Earth Field As the speeding solar wind hits the Earth's magnetic field, it creates a shock wave, compresses the forward side of the field, and stretches the far side into a long magnetotail. The field traps particles into the donut-shaped Van Allen radiation belts, which then protect the Earth against the wind. The interaction of the wind and the Earth's field generate two rings of electrical current that flow around the magnetic poles (which are offset relative to the rotation axis) and that in turn create the aurora. (From Stars, J. B. Kaler, Scientific American Library, Freeman, NY, 1992.)

When large-scale unstable magnetic loops reconnect and collapse, great balls of coronal gas are released from the Sun at high speed.
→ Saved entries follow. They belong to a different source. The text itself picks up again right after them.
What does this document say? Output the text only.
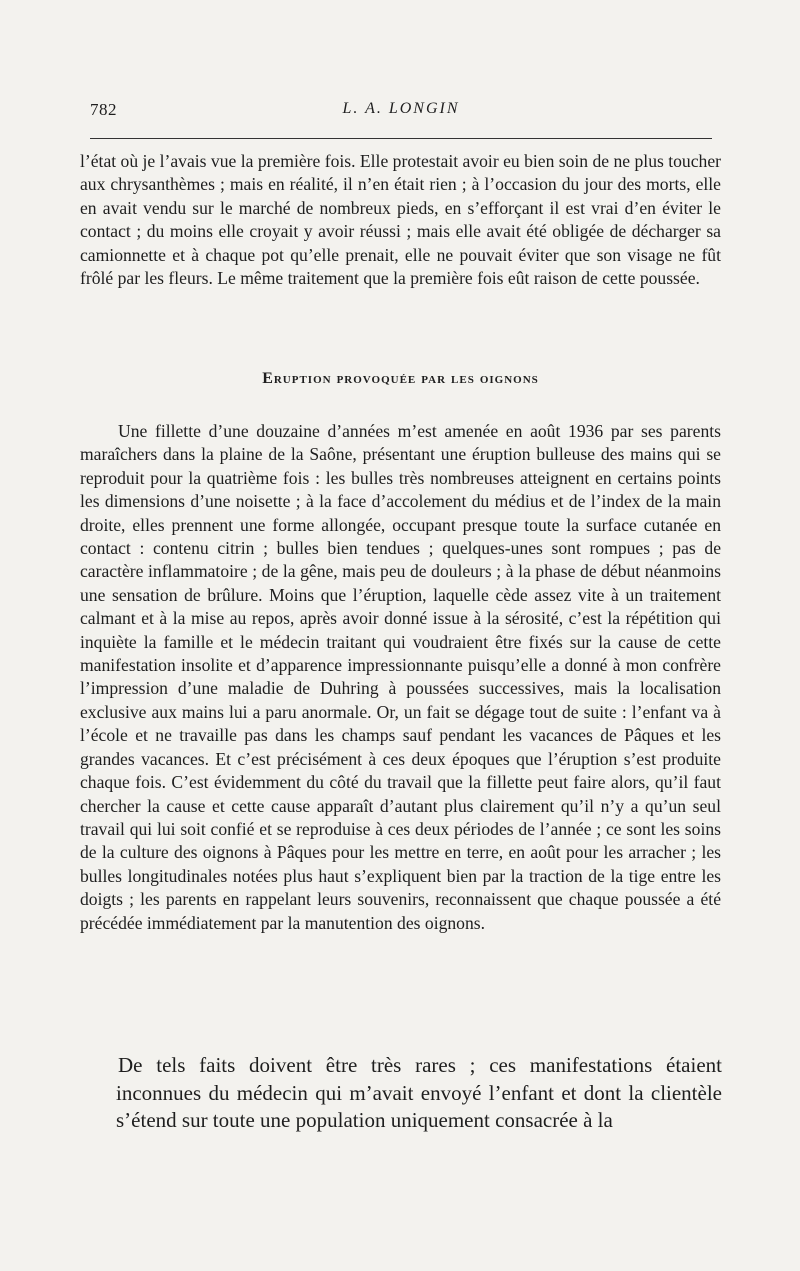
782	L. A. LONGIN

l’état où je l’avais vue la première fois. Elle protestait avoir eu bien soin de ne plus toucher aux chrysanthèmes ; mais en réalité, il n’en était rien ; à l’occasion du jour des morts, elle en avait vendu sur le marché de nombreux pieds, en s’efforçant il est vrai d’en éviter le contact ; du moins elle croyait y avoir réussi ; mais elle avait été obligée de décharger sa camionnette et à chaque pot qu’elle prenait, elle ne pouvait éviter que son visage ne fût frôlé par les fleurs. Le même traitement que la première fois eût raison de cette poussée.

Eruption provoquée par les oignons

Une fillette d’une douzaine d’années m’est amenée en août 1936 par ses parents maraîchers dans la plaine de la Saône, présentant une éruption bulleuse des mains qui se reproduit pour la quatrième fois : les bulles très nombreuses atteignent en certains points les dimensions d’une noisette ; à la face d’accolement du médius et de l’index de la main droite, elles prennent une forme allongée, occupant presque toute la surface cutanée en contact : contenu citrin ; bulles bien tendues ; quelques-unes sont rompues ; pas de caractère inflammatoire ; de la gêne, mais peu de douleurs ; à la phase de début néanmoins une sensation de brûlure. Moins que l’éruption, laquelle cède assez vite à un traitement calmant et à la mise au repos, après avoir donné issue à la sérosité, c’est la répétition qui inquiète la famille et le médecin traitant qui voudraient être fixés sur la cause de cette manifestation insolite et d’apparence impressionnante puisqu’elle a donné à mon confrère l’impression d’une maladie de Duhring à poussées successives, mais la localisation exclusive aux mains lui a paru anormale. Or, un fait se dégage tout de suite : l’enfant va à l’école et ne travaille pas dans les champs sauf pendant les vacances de Pâques et les grandes vacances. Et c’est précisément à ces deux époques que l’éruption s’est produite chaque fois. C’est évidemment du côté du travail que la fillette peut faire alors, qu’il faut chercher la cause et cette cause apparaît d’autant plus clairement qu’il n’y a qu’un seul travail qui lui soit confié et se reproduise à ces deux périodes de l’année ; ce sont les soins de la culture des oignons à Pâques pour les mettre en terre, en août pour les arracher ; les bulles longitudinales notées plus haut s’expliquent bien par la traction de la tige entre les doigts ; les parents en rappelant leurs souvenirs, reconnaissent que chaque poussée a été précédée immédiatement par la manutention des oignons.

De tels faits doivent être très rares ; ces manifestations étaient inconnues du médecin qui m’avait envoyé l’enfant et dont la clientèle s’étend sur toute une population uniquement consacrée à la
If such a coronal mass ejection hits the Earth (the journey taking a couple days), it greatly disturbs our magnetic field and causes the auroral ring to expand to lower latitudes, allowing much of the more southerly population to see one nature's great displays. The northern lights are mirrored by the southern lights that center on the south magnetic pole, and expand northward during impacts of coronal mass ejections.


The Auroral Display of November 19, 2004

The set of eight pictures below was taken at a latitude of 40 degrees north during the great display of November 19, 2004. They are arranged not so much in a strict time sequence, but in an aesthetic sequence that better displays the aurora's constantly changing nature and its amazing colors. Please enjoy them.


The constellation Gemini (the Twins), with bright Castor and Pollux, is seen rising to the right in pictures 1 and 2, with Saturn down below. Pictures 3 and 4 show Castor and Pollux off to the far lower right. The bright star at upper center in pictures 6, 7, and 8 is Polaris (the North Star) in Ursa Minor (the Smaller Bear).